The right to decide has been recognised for a long time. The Claim of Right for Scotland was signed by a range of figures from across the political spectrum. It begins by acknowledging:
“… the sovereign right of the Scottish people to determine the form of Government best suited to their needs.”[33]
A Claim of Right for Scotland, 1989
Resolutions supporting the Claim of Right have been debated and discussed at Holyrood and Westminster. In January 2012 the Scottish Parliament agreed the motion:
“That the Parliament acknowledges the sovereign right of the Scottish people to determine the form of government best suited to their needs and declares and pledges that in all its actions and deliberations their interests shall be paramount and asserts the right of the Scottish people to make a clear, unambiguous and decisive choice on the future of Scotland.”[34]
Scottish Parliament motion, 2012
In July 2018, the House of Commons agreed the motion:
“That this House endorses the principles of the Claim of Right for Scotland, agreed by the Scottish Constitutional Convention in 1989 and by the Scottish Parliament in 2012, and therefore acknowledges the sovereign right of the Scottish people to determine the form of government best suited to their needs.”[35]
House of Commons motion, 2018
In Wales, the Independent Commission on the Constitutional Future of Wales explored ways to strengthen Welsh democracy. While concluding that a range of options were possible, from the status quo to independence, the Commission agreed in January 2024 that it was for the people of Wales to make any decisions:
“We want to make clear at the outset that we consider all the constitutional options to be viable. Each has strengths, weaknesses, risks and opportunities. The choice between them depends on the value attached to these, and the trade-offs people wish to make between those outcomes. These choices are ultimately for the people of Wales and their political representatives to make.”[36]
Independent Commission on the Constitutional Future of Wales, 2024
While its existence in principle is broadly accepted, the people of Scotland’s right to determine their constitutional future is not a theoretical one: it is a real one, that they have used before, and that they have used to change Scotland’s constitution.
In 1997, following the election of a Labour UK Government with a manifesto commitment to holding referendums on devolution, a referendum was held on the establishment of a Scottish Parliament. The people of Scotland chose devolution.[37]
In 2014, following the election of a Scottish Government with a manifesto commitment to giving the people of Scotland the choice of independence, an independence referendum was held. Every vote in that referendum, whether for Scotland to become independent or not, was part of an act of self-determination by the people of Scotland.
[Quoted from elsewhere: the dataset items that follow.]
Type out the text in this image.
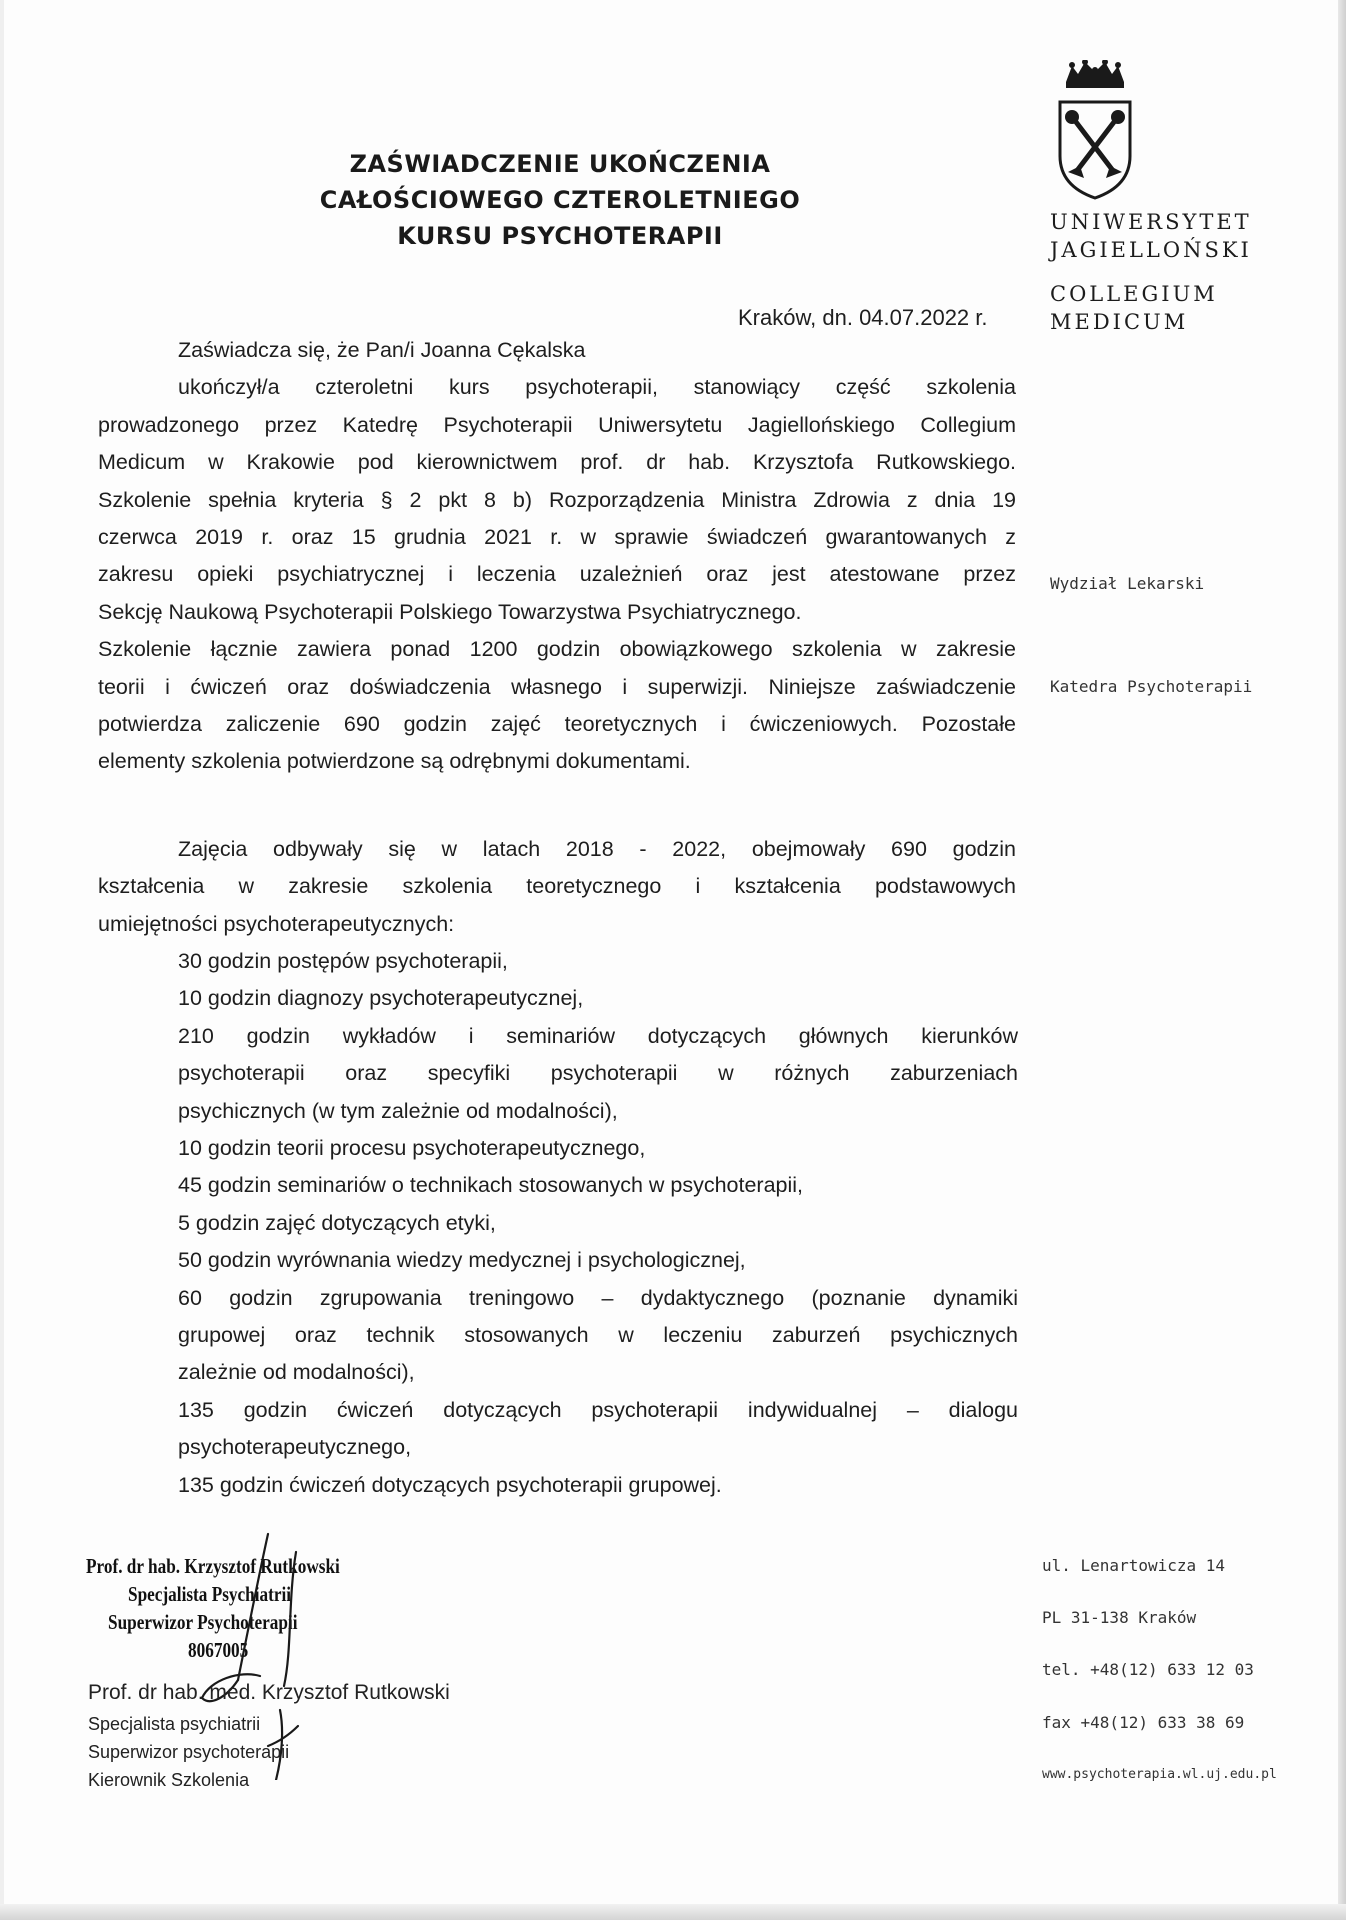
ZAŚWIADCZENIE UKOŃCZENIA
CAŁOŚCIOWEGO CZTEROLETNIEGO
KURSU PSYCHOTERAPII	UNIWERSYTET
JAGIELLOŃSKI
COLLEGIUM
MEDICUM
Wydział Lekarski
Katedra Psychoterapii
ul. Lenartowicza 14
PL 31-138 Kraków
tel. +48(12) 633 12 03
fax +48(12) 633 38 69
www.psychoterapia.wl.uj.edu.pl
Kraków, dn. 04.07.2022 r.
Zaświadcza się, że Pan/i Joanna Cękalska
ukończył/a czteroletni kurs psychoterapii, stanowiący część szkolenia
prowadzonego przez Katedrę Psychoterapii Uniwersytetu Jagiellońskiego Collegium
Medicum w Krakowie pod kierownictwem prof. dr hab. Krzysztofa Rutkowskiego.
Szkolenie spełnia kryteria § 2 pkt 8 b) Rozporządzenia Ministra Zdrowia z dnia 19
czerwca 2019 r. oraz 15 grudnia 2021 r. w sprawie świadczeń gwarantowanych z
zakresu opieki psychiatrycznej i leczenia uzależnień oraz jest atestowane przez
Sekcję Naukową Psychoterapii Polskiego Towarzystwa Psychiatrycznego.
Szkolenie łącznie zawiera ponad 1200 godzin obowiązkowego szkolenia w zakresie
teorii i ćwiczeń oraz doświadczenia własnego i superwizji. Niniejsze zaświadczenie
potwierdza zaliczenie 690 godzin zajęć teoretycznych i ćwiczeniowych. Pozostałe
elementy szkolenia potwierdzone są odrębnymi dokumentami.
Zajęcia odbywały się w latach 2018 - 2022, obejmowały 690 godzin
kształcenia w zakresie szkolenia teoretycznego i kształcenia podstawowych
umiejętności psychoterapeutycznych:
30 godzin postępów psychoterapii,
10 godzin diagnozy psychoterapeutycznej,
210 godzin wykładów i seminariów dotyczących głównych kierunków
psychoterapii oraz specyfiki psychoterapii w różnych zaburzeniach
psychicznych (w tym zależnie od modalności),
10 godzin teorii procesu psychoterapeutycznego,
45 godzin seminariów o technikach stosowanych w psychoterapii,
5 godzin zajęć dotyczących etyki,
50 godzin wyrównania wiedzy medycznej i psychologicznej,
60 godzin zgrupowania treningowo – dydaktycznego (poznanie dynamiki
grupowej oraz technik stosowanych w leczeniu zaburzeń psychicznych
zależnie od modalności),
135 godzin ćwiczeń dotyczących psychoterapii indywidualnej – dialogu
psychoterapeutycznego,
135 godzin ćwiczeń dotyczących psychoterapii grupowej.
Prof. dr hab. Krzysztof Rutkowski
Specjalista Psychiatrii
Superwizor Psychoterapii
8067005
Prof. dr hab. med. Krzysztof Rutkowski
Specjalista psychiatrii
Superwizor psychoterapii
Kierownik Szkolenia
At that time, the people of Scotland chose to stay part of the United Kingdom.
Both of these votes were exercises of the people of Scotland’s right to decide their constitutional future.
In the Scottish Government’s view, Scotland’s place as one of the nations of the UK therefore rests on three things:
- the acceptance, by the UK and Scottish Governments and by the UK and Scottish Parliaments and by the people of Scotland, of the right to decide and the precedent of the 2011 Scottish Parliament election and 2014 referendum
- the decision, by the people of Scotland in the 2014 independence referendum, that Scotland should continue as part of the UK
- the ability of the people of Scotland to decide to exercise their right to decide again, at any point in the future
Without any of these three things, in the Scottish Government’s view, promises of the UK being a voluntary Union of nations would be hard to maintain. It could no longer be claimed that the consent of the people, across each part of the UK, was holding the Union together.